El relato de un transportista sampedrano revela cómo se vio obligado a ceder a las exigencias de los extorsionadores, que atacaron su casa y lo amenazaron con matarlo si no pagaba la cuota que le impusieron.
“Recibí una llamada telefónica en mi celular. Una voz masculina me comunicó que sabía de mis negocios y conocía a mi esposa y a mis hijos y, si quería protegerlos, tenía que entregarle 100 lempiras diarios.

Pensé que era una broma de mal gusto que me estaba gastando algún amigo y por eso no hice caso de las advertencias.


Al siguiente día se repitieron las llamadas, pero la voz ya no era tan amable como al principio, sino más seria y amenazante.

‘Si los querés vivos, es mejor que le perdás el amor al dinero, pues de lo contrario te vas a arrepentir toda la vida’, me dijo el hombre”.

Las llamadas siguieron a la misma hora. El hombre estaba cada vez más enojado. “No reaccioné hasta que me llamó mi padre y me dijo que hacía minutos habían disparado tres veces con arma de fuego contra la casa.
Las balas atravesaron la puerta de la casa y dañaron el techo de láminas de zinc. Entonces me puse muy nervioso. Fui a ver lo que había pasado y denuncié. Pero una hora después me volvieron a llamar y me dijeron: ‘La próxima vez te vamos a matar’. Le pedí que me hiciera una rebaja y me dijo que no. ‘O pagás o te morís’, me dijo. Entonces accedí”, cuenta “Alberto”, una de las víctimas de la extorsión.

Impotentes

La única pista de los investigadores para dar seguimiento a las pocas denuncias interpuestas en la DNIC es el número de teléfono desde el que son amenazados. Pero para establecer el cruce telefónico que los lleve a la identidad de las personas que extorsionan deben esperar dos meses.
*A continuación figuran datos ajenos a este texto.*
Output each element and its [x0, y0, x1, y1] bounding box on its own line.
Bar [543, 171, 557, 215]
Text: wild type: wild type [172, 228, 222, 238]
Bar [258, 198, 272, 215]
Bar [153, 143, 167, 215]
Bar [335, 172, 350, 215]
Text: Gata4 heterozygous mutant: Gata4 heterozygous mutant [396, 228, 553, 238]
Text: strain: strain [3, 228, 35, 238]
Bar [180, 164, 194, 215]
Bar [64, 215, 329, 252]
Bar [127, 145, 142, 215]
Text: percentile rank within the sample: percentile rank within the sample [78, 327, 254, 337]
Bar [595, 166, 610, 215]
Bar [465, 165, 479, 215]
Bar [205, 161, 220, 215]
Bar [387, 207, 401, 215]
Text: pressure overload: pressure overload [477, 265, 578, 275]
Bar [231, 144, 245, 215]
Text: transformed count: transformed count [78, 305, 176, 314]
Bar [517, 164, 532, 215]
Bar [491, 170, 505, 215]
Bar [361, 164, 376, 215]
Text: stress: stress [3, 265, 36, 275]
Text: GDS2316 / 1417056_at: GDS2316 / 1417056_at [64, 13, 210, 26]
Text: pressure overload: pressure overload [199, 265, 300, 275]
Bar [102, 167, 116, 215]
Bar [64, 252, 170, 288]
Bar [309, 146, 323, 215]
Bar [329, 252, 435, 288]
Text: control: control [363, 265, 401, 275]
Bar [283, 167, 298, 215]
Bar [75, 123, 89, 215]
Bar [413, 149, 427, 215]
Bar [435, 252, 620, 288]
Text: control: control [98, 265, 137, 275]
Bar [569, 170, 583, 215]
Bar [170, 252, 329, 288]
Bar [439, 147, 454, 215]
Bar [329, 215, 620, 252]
“Si tuviéramos la información inmediata, actuaríamos, pero las empresas de telefonía procesan en dos meses cada solicitud que enviamos para tener el vaciado telefónico.

Cuando la información nos llega, está desfasada. Los delincuentes ya no usan el chip y eso no permite establecer el cruce telefónico inmediatamente para identificarlos. Hay personas que hasta en cinco ocasiones denuncian las amenazas por la exigencia del pago y cuando a los dos meses llegamos porque la empresa de telefonía nos envió la información, nos encontramos con que el denunciante fue asesinado”, expresó el investigador de la DNIC.

Sin castigo

Algo que sorprende a los propios investigadores es que, a pesar de sus esfuerzos por detener a los implicados en extorsiones, más tardan ellos en capturarlos que los jueces en dejarlos libres.

En los últimos dos meses, de todas las bandas detenidas en Chamelecón, Choloma, La Lima y El Progreso, a ninguno se le ha dictado ni siquiera detención judicial, a pesar de que los agentes y fiscales aseguran que los casos son remitidos con todas las pruebas que sustentan el ilícito.

“No nos explicamos qué está pasando o cómo los jueces valoran las pruebas acreditadas en la comisión del delito. Porque sorprende que, de todos los casos que hemos remitido, a ninguno se le dictó ni detención judicial. A las 24 horas van libres.

Pero no desmayamos, seguimos trabajando para detener a los que están tras las extorsiones”, afirmó el agente de la DNIC. Los menores detenidos en la ejecución del delito son enviados a centros de rehabilitación en San Pedro Sula y Tegucigalpa, de donde muchas veces escapan y reinciden.

Los cobros

Los pandilleros tienen un listado de los buses, negocios y casas con los montos que deben cobrar de acuerdo con lo pactado. Hay un día destinado para cada sector. A veces, los propios integrantes de maras y pandillas o niños de escuelas o colegios recogen el dinero del impuesto de guerra.

En un seguimiento que las autoridades les hicieron a pandilleros en La Pradera se observó el momento en que los mareros se desplazaban para llegar a pulperías, bodegas, talleres de soldadura, ebanistería y mecánica a cobrar el impuesto de guerra.

“Las extorsiones van en aumento. Es un gran problema al que nos enfrentamos. Los pagos son semanales, quincenales y diarios. Las maras tienen un calendario donde se distribuyen días y horas en que pasan recolectando el impuesto. Muchos negocios han cerrado porque no pueden pagar la cuota que les imponen”, dijo un investigador.

El 60% de las víctimas afectadas por la extorsión, aseguran las autoridades, no denuncian el delito.